Assembly
About
Part of Locally Made's One Room.
In Assembly, gather for casual meetings of the minds and unexpected happenings curated by local artists and designers. Congregate for poetry readings, sonic performances, movement, projection, and more.
Tom West curates BE GOOD, WORK HARD, DO STUFF, from 10/15 - 10/20.be good = a mantra passed on to me from my grandpa and his ability to befriend an entire neighbor hood and treat them all like family. his quote "be as good as you can to everyone around you, and things will always go your way".work hard = the deterioration of work ethic in our country is almost impossible to deny anymore. the effects have made it hard for all. working hard at accomplishing something is ALWAYS the key. If you want to be a successful painter (or any trade), keep the brush in your hand. The rest will work it self out. Work work work. Sweat sweat sweat. always!do stuff = the cure to everything (depression, hunger, failure, boredom, physical unhealthiness etc.).

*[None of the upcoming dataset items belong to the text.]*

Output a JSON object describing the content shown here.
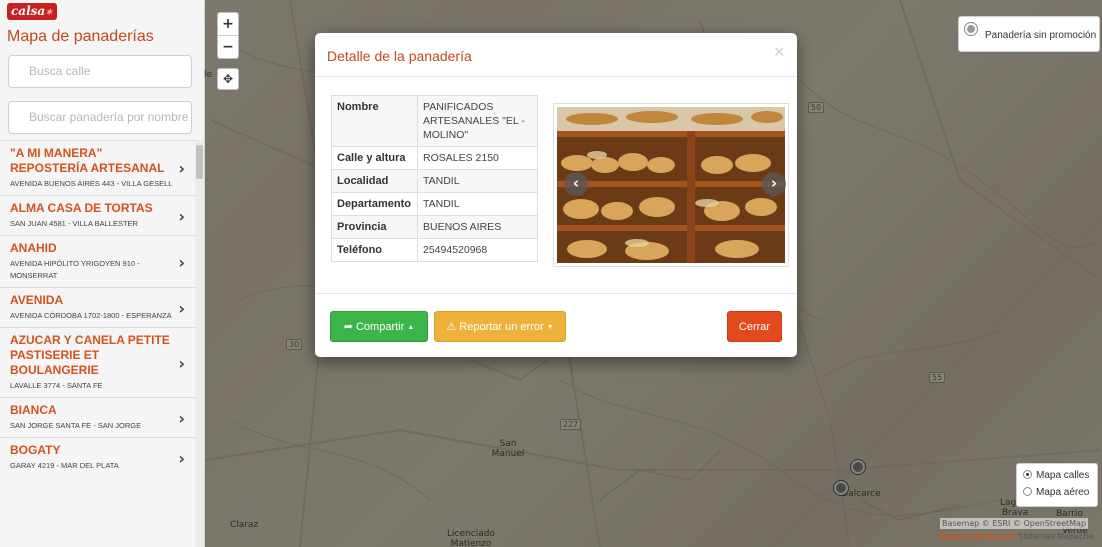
{
  "sidebar": {
    "brand": "calsa",
    "title": "Mapa de panaderías",
    "street_placeholder": "Busca calle",
    "bakery_placeholder": "Buscar panadería por nombre o",
    "items": [
      {
        "name": "\"A MI MANERA\" REPOSTERÍA ARTESANAL",
        "address": "AVENIDA BUENOS AIRES 443 - VILLA GESELL"
      },
      {
        "name": "ALMA CASA DE TORTAS",
        "address": "SAN JUAN 4581 - VILLA BALLESTER"
      },
      {
        "name": "ANAHID",
        "address": "AVENIDA HIPÓLITO YRIGOYEN 910 - MONSERRAT"
      },
      {
        "name": "AVENIDA",
        "address": "AVENIDA CÓRDOBA 1702-1800 - ESPERANZA"
      },
      {
        "name": "AZUCAR Y CANELA PETITE PASTISERIE ET BOULANGERIE",
        "address": "LAVALLE 3774 - SANTA FE"
      },
      {
        "name": "BIANCA",
        "address": "SAN JORGE SANTA FE - SAN JORGE"
      },
      {
        "name": "BOGATY",
        "address": "GARAY 4219 - MAR DEL PLATA"
      }
    ]
  },
  "map": {
    "zoom_in": "+",
    "zoom_out": "−",
    "cut_label": "le",
    "legend_label": "Panadería sin promoción",
    "basemap_options": [
      {
        "label": "Mapa calles",
        "selected": true
      },
      {
        "label": "Mapa aéreo",
        "selected": false
      }
    ],
    "attribution": "Basemap © ESRI © OpenStreetMap",
    "credit_prefix": "Desarrollado por",
    "credit_name": "Sistemas Mapache",
    "places": [
      "San Manuel",
      "Claraz",
      "Licenciado Matienzo",
      "Balcarce",
      "Laguna Brava",
      "Barrio",
      "Verde"
    ],
    "routes": [
      "30",
      "227",
      "55",
      "50"
    ]
  },
  "modal": {
    "title": "Detalle de la panadería",
    "close": "×",
    "fields": [
      {
        "label": "Nombre",
        "value": "PANIFICADOS ARTESANALES \"EL - MOLINO\""
      },
      {
        "label": "Calle y altura",
        "value": "ROSALES 2150"
      },
      {
        "label": "Localidad",
        "value": "TANDIL"
      },
      {
        "label": "Departamento",
        "value": "TANDIL"
      },
      {
        "label": "Provincia",
        "value": "BUENOS AIRES"
      },
      {
        "label": "Teléfono",
        "value": "25494520968"
      }
    ],
    "buttons": {
      "share": "Compartir",
      "report": "Reportar un error",
      "close": "Cerrar"
    },
    "colors": {
      "title": "#c04a1c",
      "share": "#3bb44a",
      "report": "#eeb23a",
      "close": "#e4491d"
    }
  }
}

The creatives I chose to do this week with me at RISD share these views. We all support and push each other along. they are my family.— Tom West
10/17: Curtis Aric
Free with museum admission.
Tom West received an honorable discharge from the US Navy and holds an Associate in Fine Arts degree from CCRI. West is a war veteran turned professional artist. His personal work tackles issues of war, politics, popular culture, religion, all through the lens of humor.
Curtis Aric's love/hate affair with rusty steel started when he was 10. His first metalworking job was to repair rotten dumpsters with a torch and lots of coat hangers. He completely rebuilt, modified and "blew up" a fleet of unlucky cars before graduating high school, where he moved from rusty to shiny steel and trained and worked as a machinist before realizing precision and exacting tolerances just did not allow for his level of creativity. He gave up drilling and tapping for welding and refabricating rusty cars from the ground up. He then decided to go further down the technical evolution ladder, crawling back into the dumpster for rusty iron where, this time, his well-trained eye teamed with glancing blows of a hammer and the heat of a forge to create art. Curtis enjoys transforming recycled cars, scrap metal and discarded machinery into both organic and utilitarian items. He also loves to work hard in a smart way while passing oral traditions of craft through hands-on experience, especially in this time, when such skills are being lost to an increasingly digital society.